Uranium Prices Pull Back From January Peak Yet Remain Elevated
Cameco published an end-of‑February spot price of $86.95/lb, while U.S. futures traded in the high‑$80s, down from a late‑January spike near $101.50 but still up about one‑third year‑over‑year.

Cameco published an end-of‑February spot price of $86.95 per pound, and U.S. futures settled in the high‑$80s, marking a clear pullback from a late‑January two‑year high near $101.50 per pound. Trading Economics reported futures at $86.45/lb on March 2, “trading in a narrow range since pulling back from the two‑year high of $101.5 in late January, tracking the drop for industrial commodities as the dollar rebounded and traders eased concerns of dollar debasements.” The combined picture: prices have retreated off the $100 level but remain materially elevated versus a year ago.
Market feeds show small but meaningful differences across series. TradeTech’s weekly U3O8 assessment retraced -US$15/lb to US$85/lb in February, “including a decline of -US$4.50/lb last week, or -5%,” and recorded eight spot transactions in that week involving traders, financial entities and producers. TradingEconomics’ CFD quoted uranium at $88.05/lb on February 26 and noted the one‑month decline of 3.40% even as the price remained 34.32% higher than a year earlier. Cameco’s own series flagged a prior end‑of‑January published spot of $94.28, which the company described as a two‑year high in its series.

Market participants point to concentrated buying and structural demand as the engines behind the recent swings.
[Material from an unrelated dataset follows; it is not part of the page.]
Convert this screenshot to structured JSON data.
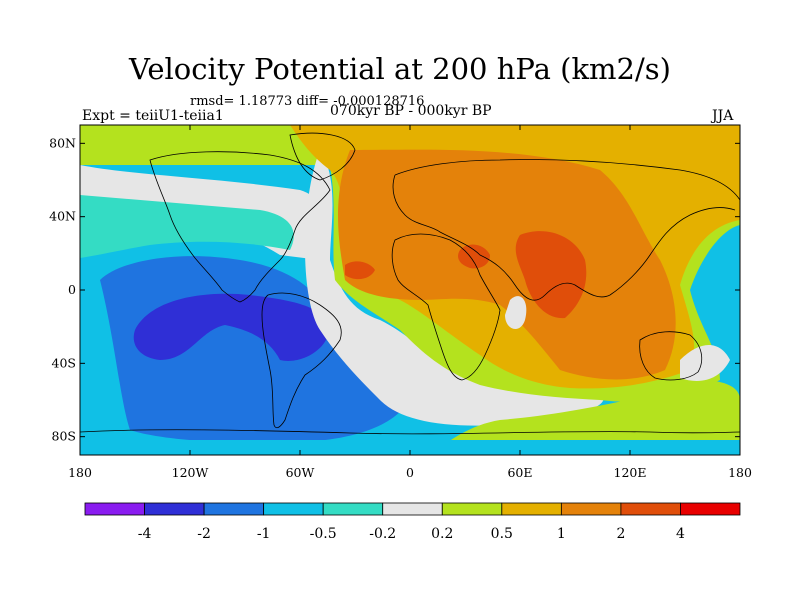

Heavy purchasing by the Sprott Physical Uranium Trust — example purchases of 500,000 pounds and reported capital raises to acquire more — was cited repeatedly as the catalyst that pushed the spot up through the $100 mark in late January. Analysts and market commentary also cite expectations of persistent supply deficits, limited near‑term mine response, and rising nuclear demand from U.S. tech companies exploring small modular reactors and power‑hungry data centers as supportive fundamentals.
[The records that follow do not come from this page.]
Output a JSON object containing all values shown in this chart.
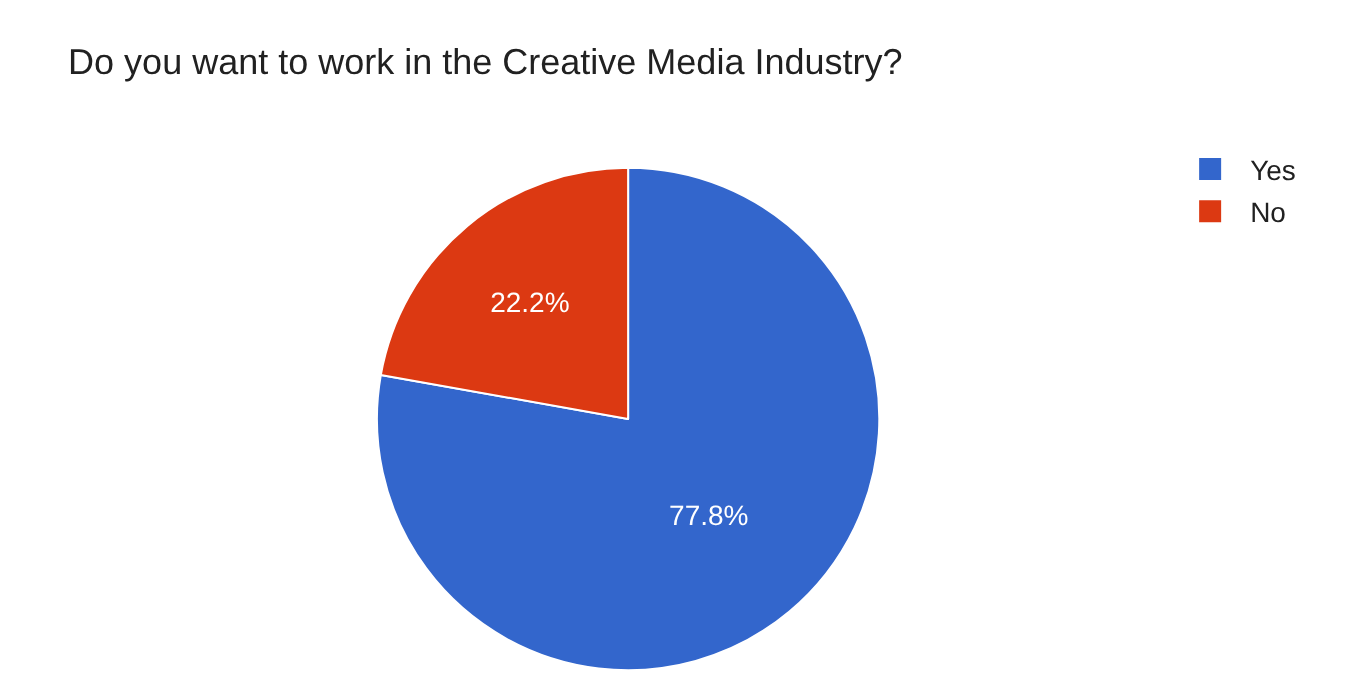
{
  "chart_data": {
    "type": "pie",
    "title": "Do you want to work in the Creative Media Industry?",
    "categories": [
      "Yes",
      "No"
    ],
    "values": [
      77.8,
      22.2
    ],
    "colors": [
      "#3366cc",
      "#dc3912"
    ],
    "value_labels": [
      "77.8%",
      "22.2%"
    ],
    "legend": "top right"
  }
}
Differences between spot and futures quotes reflect delivery‑point and methodology variation as much as price movement. Cameco’s posted spot at $86.95 sits alongside TradeTech’s market‑average $85/lb and TradingEconomics’ $86–$88 futures prints — spreads under $4 that arise from whether the price series references ConverDyn, Cameco or Orano delivery points, timing of snapshots, and thin liquidity in a small spot market. TradeTech also highlighted that geopolitical or trade concerns such as tariffs or sanctions can widen delivery location spreads until those issues ease.
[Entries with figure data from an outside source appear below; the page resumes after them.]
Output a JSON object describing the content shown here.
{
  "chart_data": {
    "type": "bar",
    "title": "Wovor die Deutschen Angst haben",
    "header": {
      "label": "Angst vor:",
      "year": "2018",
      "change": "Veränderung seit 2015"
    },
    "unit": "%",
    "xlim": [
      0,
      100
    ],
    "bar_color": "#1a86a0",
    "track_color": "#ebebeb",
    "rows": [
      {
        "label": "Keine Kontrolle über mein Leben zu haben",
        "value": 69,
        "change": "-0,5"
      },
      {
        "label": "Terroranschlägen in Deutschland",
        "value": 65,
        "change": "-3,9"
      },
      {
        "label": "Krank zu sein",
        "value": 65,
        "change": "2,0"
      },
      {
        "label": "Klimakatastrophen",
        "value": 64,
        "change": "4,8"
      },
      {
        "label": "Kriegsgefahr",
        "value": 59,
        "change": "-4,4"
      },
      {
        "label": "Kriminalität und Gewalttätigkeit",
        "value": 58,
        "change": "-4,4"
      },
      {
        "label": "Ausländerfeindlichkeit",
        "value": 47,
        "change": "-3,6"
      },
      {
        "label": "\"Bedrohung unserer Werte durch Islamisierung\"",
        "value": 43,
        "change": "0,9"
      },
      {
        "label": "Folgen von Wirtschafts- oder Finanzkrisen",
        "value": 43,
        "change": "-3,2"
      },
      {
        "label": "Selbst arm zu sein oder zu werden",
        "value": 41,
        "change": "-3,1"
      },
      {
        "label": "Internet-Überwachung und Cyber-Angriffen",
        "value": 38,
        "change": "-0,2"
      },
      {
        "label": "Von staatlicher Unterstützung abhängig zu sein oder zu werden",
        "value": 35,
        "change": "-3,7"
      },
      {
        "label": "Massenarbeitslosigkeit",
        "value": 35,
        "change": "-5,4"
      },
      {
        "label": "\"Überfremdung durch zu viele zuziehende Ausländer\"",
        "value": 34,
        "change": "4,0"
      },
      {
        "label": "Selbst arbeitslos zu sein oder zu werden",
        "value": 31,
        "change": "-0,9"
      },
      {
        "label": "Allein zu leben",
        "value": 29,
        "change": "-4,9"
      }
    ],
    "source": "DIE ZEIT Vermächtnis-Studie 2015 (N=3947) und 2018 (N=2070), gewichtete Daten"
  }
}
Technical and market commentary kept a close eye on near‑term levels. A market transcript referenced UX1 futures near 86.30 and noted technical support around $76–$77; that commentator summed up the calendar risk succinctly: “May is going to be interesting.” With prices still roughly 32–34% higher year‑over‑year and well above most historical ranges outside the 2007 peak of $148/lb, market participants will watch settlement windows and delivery spreads as the sector balances persistent demand and constrained near‑term supply.